Below is a statement by Kathy Mulvey, accountability campaign director in the Climate and Energy Program at UCS.
“Shell has taken a step forward with its new climate strategy. Instead of offering vague ambitions, Shell has set firm targets for short- and long-term emissions reductions from its operations and from the use of its products. Unfortunately, the pace of Shell’s proposed reductions does not match what science tells us is necessary to lead us out of the climate crisis, and questions remain about how the company will ensure that its climate policy advocacy backs up its stated commitments.
“Encouragingly, Shell is the first of the major oil and gas companies to set a firm net-zero target that includes all the carbon emissions from burning the oil and gas products it produces and sells globally, which are by far the fossil fuel industry’s biggest contribution to climate change.
“But Shell’s strategy leaves its biggest emissions cuts in the future instead of focusing on swift and deep reductions over the crucial next decade. But Shell’s strategy leaves its biggest emissions cuts in the future instead of focusing on swift and deep reductions over the crucial next decade. Shell also relies heavily on dubious offsets, stays silent on the significant upstream and process emissions of its present methane-based approach to hydrogen, and commits to ramping up, not down, investments in liquified natural gas.
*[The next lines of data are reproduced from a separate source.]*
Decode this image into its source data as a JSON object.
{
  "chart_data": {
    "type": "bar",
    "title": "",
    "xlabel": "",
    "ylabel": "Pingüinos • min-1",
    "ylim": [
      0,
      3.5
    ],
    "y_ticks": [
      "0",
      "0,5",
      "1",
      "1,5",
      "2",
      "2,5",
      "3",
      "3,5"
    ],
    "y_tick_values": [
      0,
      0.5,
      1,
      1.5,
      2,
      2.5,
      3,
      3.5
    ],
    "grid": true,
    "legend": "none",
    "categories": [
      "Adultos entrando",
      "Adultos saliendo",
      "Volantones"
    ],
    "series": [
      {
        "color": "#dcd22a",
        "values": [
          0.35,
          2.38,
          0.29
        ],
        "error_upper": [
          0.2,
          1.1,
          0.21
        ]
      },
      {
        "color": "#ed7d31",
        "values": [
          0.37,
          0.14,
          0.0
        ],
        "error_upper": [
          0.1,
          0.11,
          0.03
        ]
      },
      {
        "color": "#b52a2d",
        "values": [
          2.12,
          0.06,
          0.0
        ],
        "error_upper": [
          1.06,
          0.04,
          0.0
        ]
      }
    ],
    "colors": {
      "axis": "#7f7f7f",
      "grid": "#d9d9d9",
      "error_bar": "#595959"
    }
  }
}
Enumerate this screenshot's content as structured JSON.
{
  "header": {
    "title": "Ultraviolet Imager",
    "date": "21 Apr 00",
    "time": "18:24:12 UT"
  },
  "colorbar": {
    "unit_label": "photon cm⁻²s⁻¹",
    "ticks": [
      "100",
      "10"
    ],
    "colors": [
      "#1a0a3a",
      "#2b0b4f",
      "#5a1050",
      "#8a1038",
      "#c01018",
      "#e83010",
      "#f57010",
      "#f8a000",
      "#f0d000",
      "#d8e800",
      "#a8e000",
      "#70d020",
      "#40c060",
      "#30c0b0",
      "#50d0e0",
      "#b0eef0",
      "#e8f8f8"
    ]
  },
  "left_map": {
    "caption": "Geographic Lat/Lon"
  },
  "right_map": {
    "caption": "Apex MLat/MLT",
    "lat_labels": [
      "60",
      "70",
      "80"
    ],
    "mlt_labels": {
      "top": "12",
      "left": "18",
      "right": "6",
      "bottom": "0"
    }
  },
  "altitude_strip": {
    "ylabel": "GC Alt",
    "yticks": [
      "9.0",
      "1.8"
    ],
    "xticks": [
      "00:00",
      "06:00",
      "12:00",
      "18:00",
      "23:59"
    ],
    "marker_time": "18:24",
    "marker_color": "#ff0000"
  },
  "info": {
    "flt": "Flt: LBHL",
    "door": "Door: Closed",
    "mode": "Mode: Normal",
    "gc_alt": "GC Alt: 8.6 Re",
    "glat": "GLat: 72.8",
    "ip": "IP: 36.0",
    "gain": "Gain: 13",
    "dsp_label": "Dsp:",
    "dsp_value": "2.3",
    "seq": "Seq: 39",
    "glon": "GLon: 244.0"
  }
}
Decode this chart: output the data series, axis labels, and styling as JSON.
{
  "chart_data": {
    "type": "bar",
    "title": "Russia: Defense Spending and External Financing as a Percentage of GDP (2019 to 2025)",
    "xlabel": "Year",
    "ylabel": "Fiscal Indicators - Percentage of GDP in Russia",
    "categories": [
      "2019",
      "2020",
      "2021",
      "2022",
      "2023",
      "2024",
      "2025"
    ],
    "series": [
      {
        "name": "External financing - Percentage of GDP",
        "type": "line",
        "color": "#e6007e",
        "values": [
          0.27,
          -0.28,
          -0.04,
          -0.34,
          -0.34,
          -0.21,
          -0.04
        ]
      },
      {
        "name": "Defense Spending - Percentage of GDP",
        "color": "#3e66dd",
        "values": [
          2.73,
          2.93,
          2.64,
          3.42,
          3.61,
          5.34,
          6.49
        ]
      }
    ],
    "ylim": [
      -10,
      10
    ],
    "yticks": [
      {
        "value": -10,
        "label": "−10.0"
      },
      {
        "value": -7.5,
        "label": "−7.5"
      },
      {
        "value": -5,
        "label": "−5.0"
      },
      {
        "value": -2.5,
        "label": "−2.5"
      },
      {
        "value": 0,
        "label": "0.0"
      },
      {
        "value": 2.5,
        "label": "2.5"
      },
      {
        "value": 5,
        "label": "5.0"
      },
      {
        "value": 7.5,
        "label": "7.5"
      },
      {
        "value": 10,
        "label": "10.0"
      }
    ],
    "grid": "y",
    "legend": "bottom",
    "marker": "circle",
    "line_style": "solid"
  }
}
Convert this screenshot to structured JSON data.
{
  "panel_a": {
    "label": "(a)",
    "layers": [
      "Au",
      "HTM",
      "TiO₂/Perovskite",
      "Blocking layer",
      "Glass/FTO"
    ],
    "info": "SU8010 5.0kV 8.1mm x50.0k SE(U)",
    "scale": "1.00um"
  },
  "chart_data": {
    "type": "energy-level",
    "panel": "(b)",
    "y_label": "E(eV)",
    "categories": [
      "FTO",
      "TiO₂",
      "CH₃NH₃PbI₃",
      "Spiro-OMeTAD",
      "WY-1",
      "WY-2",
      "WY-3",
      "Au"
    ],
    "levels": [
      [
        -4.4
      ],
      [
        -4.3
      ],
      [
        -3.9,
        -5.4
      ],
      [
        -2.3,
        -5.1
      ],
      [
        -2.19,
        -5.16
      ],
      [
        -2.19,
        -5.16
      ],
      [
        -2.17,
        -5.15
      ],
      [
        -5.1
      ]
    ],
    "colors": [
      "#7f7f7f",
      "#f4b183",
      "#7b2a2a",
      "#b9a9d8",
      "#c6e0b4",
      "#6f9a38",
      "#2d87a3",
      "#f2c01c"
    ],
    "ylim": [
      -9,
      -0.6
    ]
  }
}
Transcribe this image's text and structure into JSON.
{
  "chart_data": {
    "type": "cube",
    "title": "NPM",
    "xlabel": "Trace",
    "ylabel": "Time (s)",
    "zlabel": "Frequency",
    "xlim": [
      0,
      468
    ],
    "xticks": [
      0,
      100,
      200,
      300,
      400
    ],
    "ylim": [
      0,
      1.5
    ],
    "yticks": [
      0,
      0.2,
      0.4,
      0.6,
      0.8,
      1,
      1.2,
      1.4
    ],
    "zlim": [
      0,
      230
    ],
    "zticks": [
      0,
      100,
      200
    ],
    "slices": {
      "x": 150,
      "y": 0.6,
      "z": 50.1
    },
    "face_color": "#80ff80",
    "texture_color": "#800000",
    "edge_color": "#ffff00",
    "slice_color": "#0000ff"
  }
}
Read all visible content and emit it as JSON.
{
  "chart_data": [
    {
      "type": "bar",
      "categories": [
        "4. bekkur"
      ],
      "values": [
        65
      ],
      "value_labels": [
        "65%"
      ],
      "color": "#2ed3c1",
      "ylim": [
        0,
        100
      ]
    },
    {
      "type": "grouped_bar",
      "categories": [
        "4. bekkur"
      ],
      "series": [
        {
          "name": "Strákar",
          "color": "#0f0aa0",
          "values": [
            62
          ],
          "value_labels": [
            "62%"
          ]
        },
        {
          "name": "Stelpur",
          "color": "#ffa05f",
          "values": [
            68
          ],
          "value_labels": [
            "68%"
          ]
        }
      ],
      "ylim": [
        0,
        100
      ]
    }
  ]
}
“Finally, one of the biggest things Shell must do to advance climate action is to leave trade associations such as the American Petroleum Institute that spread climate disinformation and seek to block climate policies the company claims to support.
“Shell’s advances today and over the past few years are a clear, direct response to mounting pressure from shareholders, activists, policymakers, and climate litigation. They’re a sign that the climate movement is making an impact—and must continue to accelerate and grow.”